鶴の湯だよりNO234 2009年12月12日配信より

鶴之助独り言(不毛地帯)

テレビはあまり見ない方だが、木曜10時からTVドラマ「不毛地帯」は毎週欠かさず 視聴している。
戦後の復興期、総合商社間の熾烈なビジネス戦争を、それぞれの人物にスポットを当てながら画かれた骨太ドラマである。

主演は「白い巨搭」と同じ唐沢寿明さん。

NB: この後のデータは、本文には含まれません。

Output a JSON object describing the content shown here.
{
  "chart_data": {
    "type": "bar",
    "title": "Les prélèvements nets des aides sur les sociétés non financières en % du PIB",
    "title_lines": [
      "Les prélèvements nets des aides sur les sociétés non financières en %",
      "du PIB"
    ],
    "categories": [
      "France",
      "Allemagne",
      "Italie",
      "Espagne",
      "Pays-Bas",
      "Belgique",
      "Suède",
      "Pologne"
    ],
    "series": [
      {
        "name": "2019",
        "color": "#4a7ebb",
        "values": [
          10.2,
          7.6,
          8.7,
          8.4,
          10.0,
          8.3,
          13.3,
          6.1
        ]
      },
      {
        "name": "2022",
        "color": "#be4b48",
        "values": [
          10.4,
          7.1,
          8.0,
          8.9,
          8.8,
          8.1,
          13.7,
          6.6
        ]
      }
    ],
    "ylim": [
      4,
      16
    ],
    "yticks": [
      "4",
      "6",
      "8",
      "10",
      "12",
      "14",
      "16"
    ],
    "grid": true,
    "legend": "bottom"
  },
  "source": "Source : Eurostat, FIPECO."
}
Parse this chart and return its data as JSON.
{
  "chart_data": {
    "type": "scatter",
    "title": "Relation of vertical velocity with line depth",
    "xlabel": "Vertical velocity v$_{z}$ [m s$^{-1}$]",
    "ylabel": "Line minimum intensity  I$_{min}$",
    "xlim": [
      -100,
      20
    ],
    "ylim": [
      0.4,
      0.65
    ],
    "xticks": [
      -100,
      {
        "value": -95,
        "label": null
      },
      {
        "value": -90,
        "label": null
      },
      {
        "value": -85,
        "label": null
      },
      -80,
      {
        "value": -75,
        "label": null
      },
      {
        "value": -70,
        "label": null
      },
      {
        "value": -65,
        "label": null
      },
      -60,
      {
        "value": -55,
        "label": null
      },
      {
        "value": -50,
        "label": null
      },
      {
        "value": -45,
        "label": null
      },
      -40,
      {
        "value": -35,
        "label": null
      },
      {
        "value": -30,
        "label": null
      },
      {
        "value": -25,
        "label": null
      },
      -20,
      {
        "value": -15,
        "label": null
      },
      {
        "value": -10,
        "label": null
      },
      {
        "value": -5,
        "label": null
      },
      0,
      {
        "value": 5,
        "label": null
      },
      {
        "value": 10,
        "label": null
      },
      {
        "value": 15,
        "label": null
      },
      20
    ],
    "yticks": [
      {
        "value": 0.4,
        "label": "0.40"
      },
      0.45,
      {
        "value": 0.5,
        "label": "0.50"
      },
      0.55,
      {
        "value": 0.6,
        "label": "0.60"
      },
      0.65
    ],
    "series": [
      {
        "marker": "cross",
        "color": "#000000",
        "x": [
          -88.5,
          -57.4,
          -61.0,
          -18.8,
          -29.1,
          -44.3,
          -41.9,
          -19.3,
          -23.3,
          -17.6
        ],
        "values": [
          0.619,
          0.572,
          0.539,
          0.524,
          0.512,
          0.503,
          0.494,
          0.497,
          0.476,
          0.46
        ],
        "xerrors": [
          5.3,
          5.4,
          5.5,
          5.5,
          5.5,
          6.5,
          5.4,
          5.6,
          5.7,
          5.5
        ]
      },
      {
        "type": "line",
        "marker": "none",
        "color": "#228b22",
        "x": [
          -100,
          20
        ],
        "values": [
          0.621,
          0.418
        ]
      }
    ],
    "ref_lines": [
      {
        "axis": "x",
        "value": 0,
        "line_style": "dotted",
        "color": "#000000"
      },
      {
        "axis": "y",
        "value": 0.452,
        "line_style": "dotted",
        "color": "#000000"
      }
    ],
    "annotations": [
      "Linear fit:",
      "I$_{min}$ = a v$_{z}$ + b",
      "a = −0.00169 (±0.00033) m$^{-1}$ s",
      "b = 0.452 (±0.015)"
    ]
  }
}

原作も山崎豊子さん。
シリアス系のドラマだが、最近のありえないフアフアした軽薄な設定と会話のドラマよりずっと新鮮で惹きこまれるものがある。

唐沢演じる主人公壱岐正は、元伊藤忠商事会長「瀬島龍三氏」がそのモデルといわれる。

元大本営作戦参謀だった主人公が満州でソ連軍の捕虜となりシベリアで抑留、11年間 強制労働を強いられる。
(途中極東軍事裁判で天皇の戦争責任の証言を条件に帰国をソ連から持ちかけられるが、 これを断り日ソ平和条約の締結後まで帰国ができなかった)
このシベリア抑留経験が主人公の人生の暗いバックボーンとなって常に影を落としているという設定。

主人公は帰国後、2年間の浪人期間を経て、民間の総合商社へ就職、当初は戸惑いながらも元大本営作戦参謀の頭脳と人脈を生か して防衛庁への戦闘機の売りこみや自動車産業におけるアメリカと日本の企業提携、中東での石油開発を手掛け、専務へと昇進していく。
これらの模様をライバル商社との競争や社内の上司との確執を絡めながらみせてくれる。

主人公が大本営幹部の元軍人で戦争責任や多くの部下の死を背負い、影を感じさせる演技が ドラマに重厚さと深みを増している。

子供時代の錯覚かも知れないが、大人が大人らしく、エリートがエリートらしく美しく、頼りに思えた昭和を思い出させる秀逸なドラマである。

うちの亡くなった祖父も元陸軍(関東軍)軍人だったが、寡黙な実践家で同じような雰囲気を持っていた。
ドラマのエンディングもなかなか味があって斬新。

とにかく一昔前の一本筋の通った日本のいい男がこのドラマで観れるのがいい。